A l’intercession de la Vierge Marie, notre Mère, qu’en cette nuit de Noël 2023, le Seigneur visite la terre, celle de nos peines, doutes, interrogations, révoltes intérieures, nos fausses sécurités, notre individualisme et nos manques d’amour. Demandons à être libérés des habitudes fâcheuses, de l’addiction aux écrans qui assèche notre vie intérieure, aux réseaux sociaux susceptibles de nuire à la santé mentale et physique, de la haine qui défigure les créatures et abime la Création. « Cherchons les réalités d’en haut » (8).

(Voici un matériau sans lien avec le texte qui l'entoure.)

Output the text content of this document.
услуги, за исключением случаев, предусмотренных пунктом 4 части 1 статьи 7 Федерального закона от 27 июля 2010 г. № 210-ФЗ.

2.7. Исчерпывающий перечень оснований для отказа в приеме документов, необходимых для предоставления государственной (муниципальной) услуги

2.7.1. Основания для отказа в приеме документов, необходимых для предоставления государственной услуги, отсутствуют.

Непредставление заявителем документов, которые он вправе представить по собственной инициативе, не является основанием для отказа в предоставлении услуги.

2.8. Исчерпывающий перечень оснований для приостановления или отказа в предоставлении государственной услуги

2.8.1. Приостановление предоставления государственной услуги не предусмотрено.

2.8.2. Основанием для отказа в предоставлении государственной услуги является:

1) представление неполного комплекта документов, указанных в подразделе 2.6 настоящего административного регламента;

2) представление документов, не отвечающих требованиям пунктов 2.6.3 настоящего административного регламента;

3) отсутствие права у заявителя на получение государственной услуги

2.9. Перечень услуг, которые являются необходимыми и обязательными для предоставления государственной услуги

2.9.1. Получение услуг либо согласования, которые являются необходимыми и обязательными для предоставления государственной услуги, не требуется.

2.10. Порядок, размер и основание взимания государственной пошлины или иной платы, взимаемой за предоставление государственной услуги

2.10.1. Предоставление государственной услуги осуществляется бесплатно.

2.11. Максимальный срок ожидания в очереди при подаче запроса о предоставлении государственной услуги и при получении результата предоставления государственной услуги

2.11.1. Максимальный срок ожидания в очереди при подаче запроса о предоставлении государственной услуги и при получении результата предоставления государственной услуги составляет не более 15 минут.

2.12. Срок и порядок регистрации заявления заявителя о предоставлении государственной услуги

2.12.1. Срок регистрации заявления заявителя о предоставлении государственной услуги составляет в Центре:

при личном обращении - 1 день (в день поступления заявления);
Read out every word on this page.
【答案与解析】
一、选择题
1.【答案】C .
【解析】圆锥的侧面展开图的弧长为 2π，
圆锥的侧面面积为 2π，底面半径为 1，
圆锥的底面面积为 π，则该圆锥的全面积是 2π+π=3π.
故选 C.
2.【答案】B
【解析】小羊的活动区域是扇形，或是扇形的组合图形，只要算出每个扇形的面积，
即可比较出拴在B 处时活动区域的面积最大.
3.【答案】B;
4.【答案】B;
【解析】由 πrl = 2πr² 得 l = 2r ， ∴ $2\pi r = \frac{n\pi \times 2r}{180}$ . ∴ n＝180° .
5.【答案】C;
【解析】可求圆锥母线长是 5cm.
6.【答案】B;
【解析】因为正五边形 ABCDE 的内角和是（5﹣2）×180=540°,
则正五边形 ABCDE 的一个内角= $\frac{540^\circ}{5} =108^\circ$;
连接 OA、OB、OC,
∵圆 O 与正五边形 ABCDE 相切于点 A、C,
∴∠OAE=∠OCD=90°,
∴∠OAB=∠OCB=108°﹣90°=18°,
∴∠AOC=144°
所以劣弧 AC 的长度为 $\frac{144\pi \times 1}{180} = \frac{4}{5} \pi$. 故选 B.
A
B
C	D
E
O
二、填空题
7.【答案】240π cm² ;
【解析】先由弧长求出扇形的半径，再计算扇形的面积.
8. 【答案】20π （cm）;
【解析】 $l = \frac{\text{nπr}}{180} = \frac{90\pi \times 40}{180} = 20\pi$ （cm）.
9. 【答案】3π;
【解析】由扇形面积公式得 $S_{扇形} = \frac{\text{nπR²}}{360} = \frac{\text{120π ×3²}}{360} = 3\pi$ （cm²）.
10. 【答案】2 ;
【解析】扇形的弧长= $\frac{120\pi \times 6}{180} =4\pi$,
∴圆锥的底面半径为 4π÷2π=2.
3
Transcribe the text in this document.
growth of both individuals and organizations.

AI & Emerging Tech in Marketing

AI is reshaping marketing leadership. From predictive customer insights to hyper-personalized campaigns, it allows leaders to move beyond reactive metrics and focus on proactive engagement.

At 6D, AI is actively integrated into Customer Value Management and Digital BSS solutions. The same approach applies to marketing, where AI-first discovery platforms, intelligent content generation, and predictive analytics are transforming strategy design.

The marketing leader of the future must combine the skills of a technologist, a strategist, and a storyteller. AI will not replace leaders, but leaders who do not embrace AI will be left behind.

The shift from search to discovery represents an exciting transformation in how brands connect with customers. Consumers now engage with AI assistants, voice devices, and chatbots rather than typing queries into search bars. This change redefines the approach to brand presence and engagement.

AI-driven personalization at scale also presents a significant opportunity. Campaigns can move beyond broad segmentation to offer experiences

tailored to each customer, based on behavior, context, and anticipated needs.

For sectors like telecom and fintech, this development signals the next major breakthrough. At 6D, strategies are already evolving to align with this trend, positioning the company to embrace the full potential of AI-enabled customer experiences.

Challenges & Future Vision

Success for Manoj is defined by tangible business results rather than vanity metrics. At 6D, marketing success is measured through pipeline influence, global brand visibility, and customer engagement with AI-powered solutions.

Dans ce monde qui a perdu tout repère, trouvons refuge auprès de Notre-Dame de Laghet, prions pour ceux qui vivent ce temps, en particulier les jeunes ; prions pour que l’esprit de sagesse inspire les dirigeants, qu’ils renoncent aux logiques meurtrières ; nous- mêmes renonçons à « l’esprit du monde », comme nous le rappelait notre recteur le père Roger Hébert, dans son homélie du 22 octobre dernier (9) et en particulier sa lecture très éclairante de la fameuse formule : « Rendons à César ce qui est à César et à Dieu ce qui est à Dieu », car cette Parole de Jésus, ne sépare pas les choses, tout au contraire elle invite à rendre les choses à celui à qui elles appartiennent. La monnaie à l’effigie de César revient à César, mais chaque être humain créé unique et « à l’image de Dieu », appartient à Dieu. Autrement dit la totalité de nos actes, de nos choix, de nos inclinations devraient porter l’empreinte divine. C’est ce que les spirituels appellent « être unifié ». Au prétoire Jésus l’affirme avec force devant Pilate, « Ma royauté n’est pas de ce monde… » (10). Alors, appuyons-nous avec confiance, sur les paroles de Jésus, Bon Berger et Agneau immolé, et marchons à sa suite, pauvres, libres et heureux… vers la vie éternelle !
« Moi, je suis la lumière du monde.
Celui qui me suit ne marchera pas dans les ténèbres, il aura la lumière de la vie »
(Jean 8,12)
Commentaire : Patrizia COLLETTA, « Médiation, Art & Foi »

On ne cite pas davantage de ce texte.